En España, durante el primer semestre de 2024, únicamente el 14,8% de los jóvenes entre 16 y 29 años estaba emancipado, según los últimos datos oficiales del Consejo de la Juventud de España (CJE). Es decir, apenas uno de cada siete había logrado vivir fuera de casa con sus propios recursos. Se trata del mínimo histórico desde 2006. Y por si fuera poco, la edad media de emancipación se sitúa en 34,4 años, muy lejos de la europea, que ronda los 26,3.

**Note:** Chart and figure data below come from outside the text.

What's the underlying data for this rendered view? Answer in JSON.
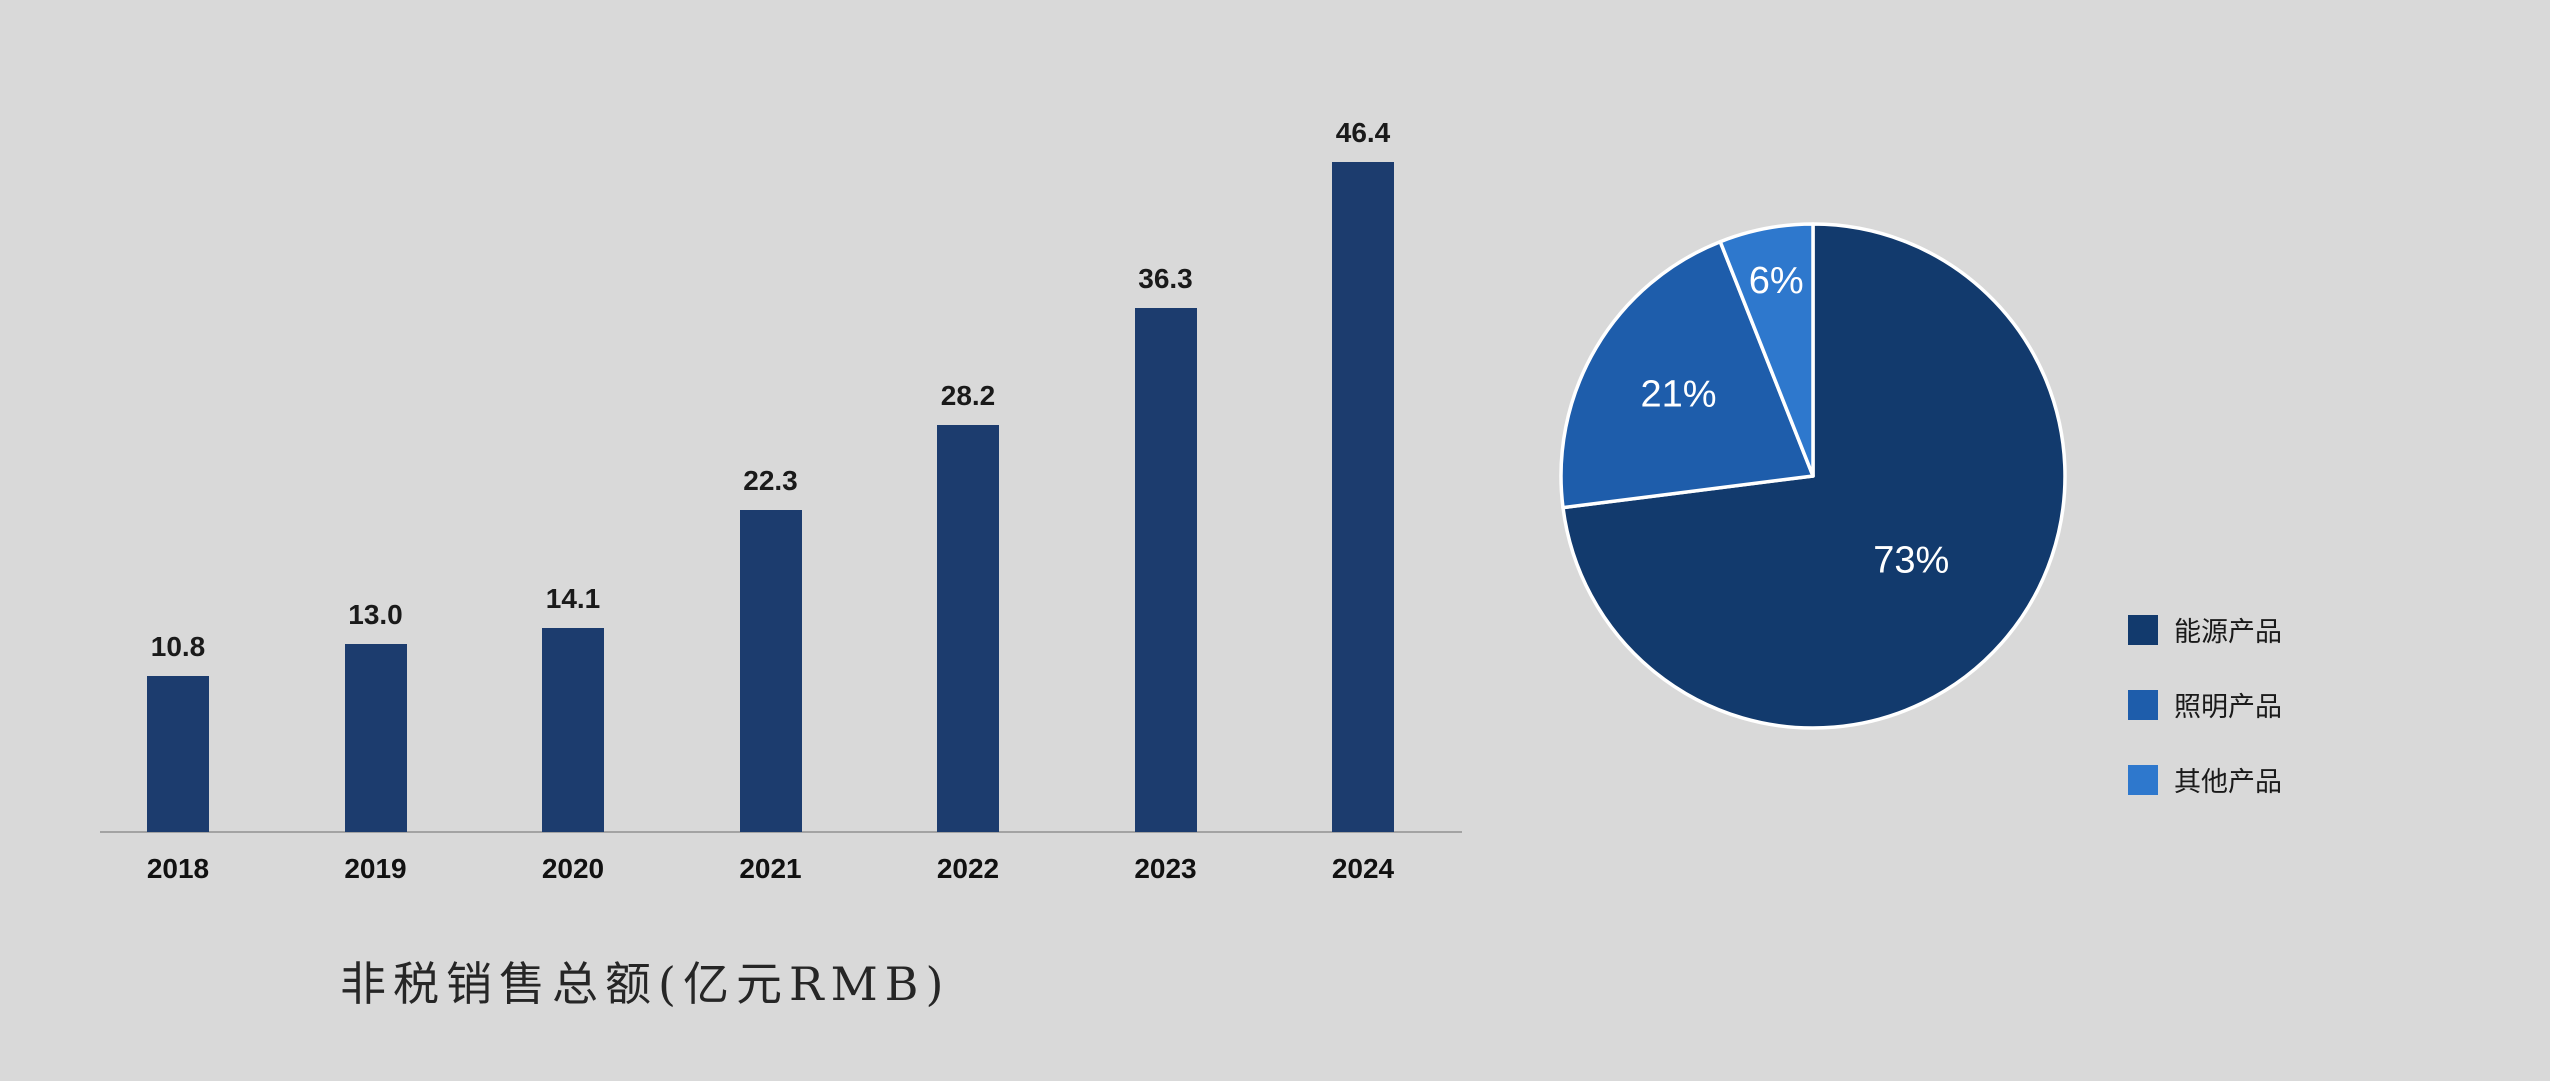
{
  "page": {
    "background_color": "#d9d9d9"
  },
  "chart_data": [
    {
      "type": "bar",
      "title": "非税销售总额(亿元RMB)",
      "categories": [
        "2018",
        "2019",
        "2020",
        "2021",
        "2022",
        "2023",
        "2024"
      ],
      "values": [
        10.8,
        13.0,
        14.1,
        22.3,
        28.2,
        36.3,
        46.4
      ],
      "value_labels": [
        "10.8",
        "13.0",
        "14.1",
        "22.3",
        "28.2",
        "36.3",
        "46.4"
      ],
      "bar_color": "#1c3c6e",
      "axis_line_color": "#a3a3a3",
      "ylim": [
        0,
        48
      ],
      "grid": false,
      "legend_position": "none"
    },
    {
      "type": "pie",
      "start_angle_deg": 0,
      "direction": "clockwise",
      "slice_border_color": "#ffffff",
      "slices": [
        {
          "label": "能源产品",
          "value": 73,
          "display": "73%",
          "color": "#123a6d"
        },
        {
          "label": "照明产品",
          "value": 21,
          "display": "21%",
          "color": "#1e5dab"
        },
        {
          "label": "其他产品",
          "value": 6,
          "display": "6%",
          "color": "#2e78cd"
        }
      ],
      "legend_position": "right"
    }
  ]
}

¿Significa esto que los jóvenes españoles preferimos vivir del cuento? Claro que no. Es cierto que los tuppers de mamá no se encuentran en ningún supermercado y que es cómodo llegar a casa y tener la comida hecha, además de disfrutar de la compañía de los padres. Pero todos sabemos que la vida no consiste en eternizar la adolescencia, sino en crear nuestro propio camino. Y el problema es que la sociedad nos lo pone cada vez más difícil.

Se nos acusa de infantilizados, de no querer crecer, pero lo cierto es que somos la generación de los emprendedores que no pueden marcharse de casa. Una contradicción que retrasa proyectos vitales básicos: consolidar una pareja, tener hijos, construir una familia o simplemente sentirse adulto de pleno derecho. Y Cataluña no queda al margen: aquí la tasa de emancipación apenas llega al 17%, también en caída libre.

Los sueldos no ayudan. Según el propio Consejo de la Juventud, un joven necesita entre el 92% y el 100% de su salario para poder vivir solo en alquiler. Eso hace que la independencia sea prácticamente inviable sin el apoyo de alguien: los padres, una pareja o compañeros de piso. El sueño de “vivir por tu cuenta” se convierte en una rareza estadística.

¿Y si hablamos de comprar vivienda? Entonces entramos en el terreno de la ciencia ficción. En Cataluña, la edad media de los compradores primerizos se acerca ya a los 40 años. Una cifra que contrasta con la de hace apenas unas décadas, cuando a los 40 la mayoría ya tenía hijos y un proyecto de vida consolidado. Hoy, en cambio, esa etapa vital se retrasa de forma inevitable.

Se puede alegar que las prioridades han cambiado: viajar más, más actividades de ocio... Y es cierto. Pero el anhelo de tener un hogar propio no desaparece. La diferencia es que cada vez parece más un lujo que un derecho. En cualquier reunión de amigos surge el mismo tema: ahorrar para un piso es casi misión imposible. Que si el coche, que si estudios superiores, que si los gastos del día a día. Todo suma en una carrera en la que el principal obstáculo sigue siendo el mismo: unos salarios precarios incapaces de acompasar el precio de la vivienda.

Al final, lo que nos queda a los jóvenes es una mezcla de frustración y resignación. Somos conscientes de que queremos crecer, pero nos vemos atrapados en un sistema que convierte algo tan elemental como tener un techo propio en una aspiración lejana. Mientras, seguimos entre tuppers y alquileres compartidos, esperando que algún día la madurez deje de ser un privilegio y vuelva a ser, sencillamente, una etapa natural de la vida.